D.N.A. Sequencing On a Shoestring

The inventor of a new machine that decodes D.N.A. with semiconductors is one of several pursuing the goal of a $1,000 human genome—2013 is the industry’s new target date.

What’s the Latest Development?

A biotechnology firm based in Connecticut has developed a semiconductor that can sequence the human genome in two hours for a cost of $49,000, which is cheaper than competing methods. The industry’s goal is to develop a machine that can sequence a person’s genes for under $1,000, at which point the procedure could become a routine part of the medical practice.

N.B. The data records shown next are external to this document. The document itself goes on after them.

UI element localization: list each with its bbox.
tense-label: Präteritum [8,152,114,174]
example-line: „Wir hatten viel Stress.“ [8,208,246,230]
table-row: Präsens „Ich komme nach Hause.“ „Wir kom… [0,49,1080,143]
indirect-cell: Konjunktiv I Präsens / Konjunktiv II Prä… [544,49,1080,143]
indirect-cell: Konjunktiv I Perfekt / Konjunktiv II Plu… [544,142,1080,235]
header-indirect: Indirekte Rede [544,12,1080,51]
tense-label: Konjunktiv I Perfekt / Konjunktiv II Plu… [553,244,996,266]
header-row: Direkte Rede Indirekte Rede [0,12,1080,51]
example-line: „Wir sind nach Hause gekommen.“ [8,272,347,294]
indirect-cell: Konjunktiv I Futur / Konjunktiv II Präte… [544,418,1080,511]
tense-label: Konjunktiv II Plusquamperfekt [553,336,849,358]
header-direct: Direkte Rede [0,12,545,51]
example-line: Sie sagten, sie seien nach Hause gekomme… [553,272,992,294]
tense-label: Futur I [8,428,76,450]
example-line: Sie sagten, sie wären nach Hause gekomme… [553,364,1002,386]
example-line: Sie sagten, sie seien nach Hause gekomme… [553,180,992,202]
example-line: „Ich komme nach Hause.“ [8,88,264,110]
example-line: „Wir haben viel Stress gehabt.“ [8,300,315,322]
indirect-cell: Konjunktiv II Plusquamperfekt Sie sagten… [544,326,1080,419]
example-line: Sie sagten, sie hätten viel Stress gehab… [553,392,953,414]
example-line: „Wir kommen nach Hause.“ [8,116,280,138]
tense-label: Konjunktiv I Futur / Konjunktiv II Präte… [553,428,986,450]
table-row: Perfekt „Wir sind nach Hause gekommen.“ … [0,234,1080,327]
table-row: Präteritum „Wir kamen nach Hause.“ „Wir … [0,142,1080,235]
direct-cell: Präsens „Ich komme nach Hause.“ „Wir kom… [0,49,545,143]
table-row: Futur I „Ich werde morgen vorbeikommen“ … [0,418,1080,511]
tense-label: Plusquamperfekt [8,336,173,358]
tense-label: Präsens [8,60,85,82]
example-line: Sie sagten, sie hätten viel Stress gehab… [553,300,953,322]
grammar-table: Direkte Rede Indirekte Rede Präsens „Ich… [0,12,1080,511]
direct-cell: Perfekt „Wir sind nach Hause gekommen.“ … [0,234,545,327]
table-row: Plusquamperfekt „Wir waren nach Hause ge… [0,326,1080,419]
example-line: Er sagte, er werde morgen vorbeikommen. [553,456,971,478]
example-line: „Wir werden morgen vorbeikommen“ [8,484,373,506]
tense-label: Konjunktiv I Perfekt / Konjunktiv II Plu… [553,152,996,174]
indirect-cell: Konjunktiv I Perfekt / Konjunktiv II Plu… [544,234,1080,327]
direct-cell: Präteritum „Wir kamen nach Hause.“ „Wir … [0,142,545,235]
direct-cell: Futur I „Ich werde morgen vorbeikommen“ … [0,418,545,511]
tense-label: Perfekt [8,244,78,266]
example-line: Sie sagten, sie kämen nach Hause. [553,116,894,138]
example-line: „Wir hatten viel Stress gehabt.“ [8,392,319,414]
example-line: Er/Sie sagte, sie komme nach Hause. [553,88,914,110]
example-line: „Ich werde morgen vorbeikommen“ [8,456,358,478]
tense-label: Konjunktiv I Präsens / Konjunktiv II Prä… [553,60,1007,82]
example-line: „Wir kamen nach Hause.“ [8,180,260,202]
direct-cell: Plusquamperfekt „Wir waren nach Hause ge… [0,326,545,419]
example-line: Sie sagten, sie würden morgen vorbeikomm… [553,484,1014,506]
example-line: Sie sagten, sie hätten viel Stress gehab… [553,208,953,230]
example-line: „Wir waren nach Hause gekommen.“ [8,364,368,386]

Called the Ion Torrent, the new semiconductor was used to identify the two deadly strains of E. coli bacteria that swept through Europe earlier in the year.    

What’s the Big Idea?

While the cost of gene sequencing has fallen according to Moore’s law, which explains that the number of transistors placeable on a computer chip doubles every two years, the amount of usable information we gain from the test results remains elusive. “Dr. Jonathan Rothberg, inventor of the new semiconductor, said he agreed that few genes right now yield useful genetic information and that it will be a 10- to 15-year quest to really understand the human genome. For the moment his machine is specialized for analyzing much smaller amounts of information, like the handful of genes highly active in cancer.”